From each teacher I learnt something about an entity that we might call the relational imagination. This should be thought of as something to aim towards in our practices, including our ethnographic practices. From some teachers we learnt about imagining together. Among other things, this is a matter of finding ways to imagine ourselves as particular types of group, cooperative more than competitive, with shared goals (see chapter seven). For this to work well we need to notice difference as well as sameness, and accept that our intentions need to be broad enough to withstand a certain amount of mangling (chapter six). We need always to focus on making connections in our thinking, being able to recognise and make more complex patterns than just lines and sets (chapter eight). Doing all these things successfully will require discipline as well as humour (chapter five) and we will have to keep in sight that we are intervening even when we represent (chapter four). It is my belief that we should work towards doing this type of imagination for our future possibilities for good knowing and good living, stuck as we are in our classed and classing bodies. We might aim to embody this new figure: the relational imaginer.

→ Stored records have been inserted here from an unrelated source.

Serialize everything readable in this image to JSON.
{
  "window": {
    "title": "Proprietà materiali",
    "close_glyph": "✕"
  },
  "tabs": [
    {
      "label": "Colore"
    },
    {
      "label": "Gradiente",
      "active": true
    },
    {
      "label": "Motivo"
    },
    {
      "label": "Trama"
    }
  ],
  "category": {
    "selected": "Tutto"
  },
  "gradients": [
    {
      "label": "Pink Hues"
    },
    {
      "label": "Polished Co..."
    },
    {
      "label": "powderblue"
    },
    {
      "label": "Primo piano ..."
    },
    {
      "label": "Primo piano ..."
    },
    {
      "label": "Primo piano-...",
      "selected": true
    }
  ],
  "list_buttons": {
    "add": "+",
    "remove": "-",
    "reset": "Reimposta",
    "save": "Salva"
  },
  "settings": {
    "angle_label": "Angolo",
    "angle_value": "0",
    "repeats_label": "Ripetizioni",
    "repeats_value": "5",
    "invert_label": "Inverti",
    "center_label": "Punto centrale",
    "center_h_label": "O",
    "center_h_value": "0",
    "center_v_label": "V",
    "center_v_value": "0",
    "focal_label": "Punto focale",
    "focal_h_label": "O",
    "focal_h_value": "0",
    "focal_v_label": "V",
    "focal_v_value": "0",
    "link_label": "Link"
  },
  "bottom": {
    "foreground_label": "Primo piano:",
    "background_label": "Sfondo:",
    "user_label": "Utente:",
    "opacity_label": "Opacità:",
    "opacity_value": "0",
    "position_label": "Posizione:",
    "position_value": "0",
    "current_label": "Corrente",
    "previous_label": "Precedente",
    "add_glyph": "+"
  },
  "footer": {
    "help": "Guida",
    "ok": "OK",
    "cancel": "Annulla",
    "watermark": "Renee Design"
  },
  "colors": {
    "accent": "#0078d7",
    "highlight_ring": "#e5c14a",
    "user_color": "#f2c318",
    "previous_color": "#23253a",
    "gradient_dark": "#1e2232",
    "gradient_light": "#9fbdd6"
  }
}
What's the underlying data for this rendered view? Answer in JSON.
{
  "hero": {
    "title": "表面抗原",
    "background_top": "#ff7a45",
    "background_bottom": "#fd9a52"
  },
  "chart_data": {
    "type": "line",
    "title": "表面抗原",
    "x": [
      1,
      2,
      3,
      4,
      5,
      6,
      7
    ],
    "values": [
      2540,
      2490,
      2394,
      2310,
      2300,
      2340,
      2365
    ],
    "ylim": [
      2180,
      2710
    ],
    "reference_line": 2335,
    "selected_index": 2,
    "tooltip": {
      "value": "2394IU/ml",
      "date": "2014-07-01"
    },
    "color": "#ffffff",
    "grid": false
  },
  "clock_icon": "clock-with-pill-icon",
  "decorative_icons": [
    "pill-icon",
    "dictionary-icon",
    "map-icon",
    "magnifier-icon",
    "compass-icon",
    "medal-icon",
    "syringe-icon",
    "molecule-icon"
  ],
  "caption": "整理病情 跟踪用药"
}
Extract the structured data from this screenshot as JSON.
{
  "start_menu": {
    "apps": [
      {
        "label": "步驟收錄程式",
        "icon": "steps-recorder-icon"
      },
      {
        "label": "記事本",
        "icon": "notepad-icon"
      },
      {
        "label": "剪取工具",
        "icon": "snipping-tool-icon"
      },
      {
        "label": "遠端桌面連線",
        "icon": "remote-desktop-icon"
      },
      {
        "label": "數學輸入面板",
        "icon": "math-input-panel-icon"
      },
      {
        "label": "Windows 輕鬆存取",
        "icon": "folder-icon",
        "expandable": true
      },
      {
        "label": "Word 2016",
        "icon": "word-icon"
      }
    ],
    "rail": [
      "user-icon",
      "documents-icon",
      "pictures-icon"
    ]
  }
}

My question has always been about what to do next. How can we use imagination to solve our public problems? What do we want our children to be able to do for their – and our – future? In a way this takes us back to the teaching imagination, to ask simultaneously about the imagination we want children to be able to do and the imaginative habits we might use to support this. Key, I think, is recognising what I assert from the start: that imagination is something we do and that we do in relation to the people, words, objects, and environments we are surrounded with. Noticing our surroundings, and noticing what is made possible with these, is a start. Moreover, when we recognise that imagination is material and relational, then we notice that it can be done differently: in multiple – though not just any – ways. Giving children tools to be able to notice and do different imaginations, and to notice that different imaginations might be useful given different surroundings, is a second move. This means helping children to become flexible and responsive imaginers. And third, what I think is so powerful about imagination in human life is that it gives us an ability to generate new things. These don’t have to be massively innovative, or hugely powerful, or wildly creative to be important. Finding a popular way to present oneself, or a surprising way to visualise a problem, or to make a new relationship, or to tell a good story: all these are important. We should value newness even in its most simple forms. Newness can be as simple and difficult as putting two things together that used to be apart so that people don’t have to switch between. Newness can be as simple and difficult as finding ways to play together and work together and think together so that we can go on into the future more together than we were.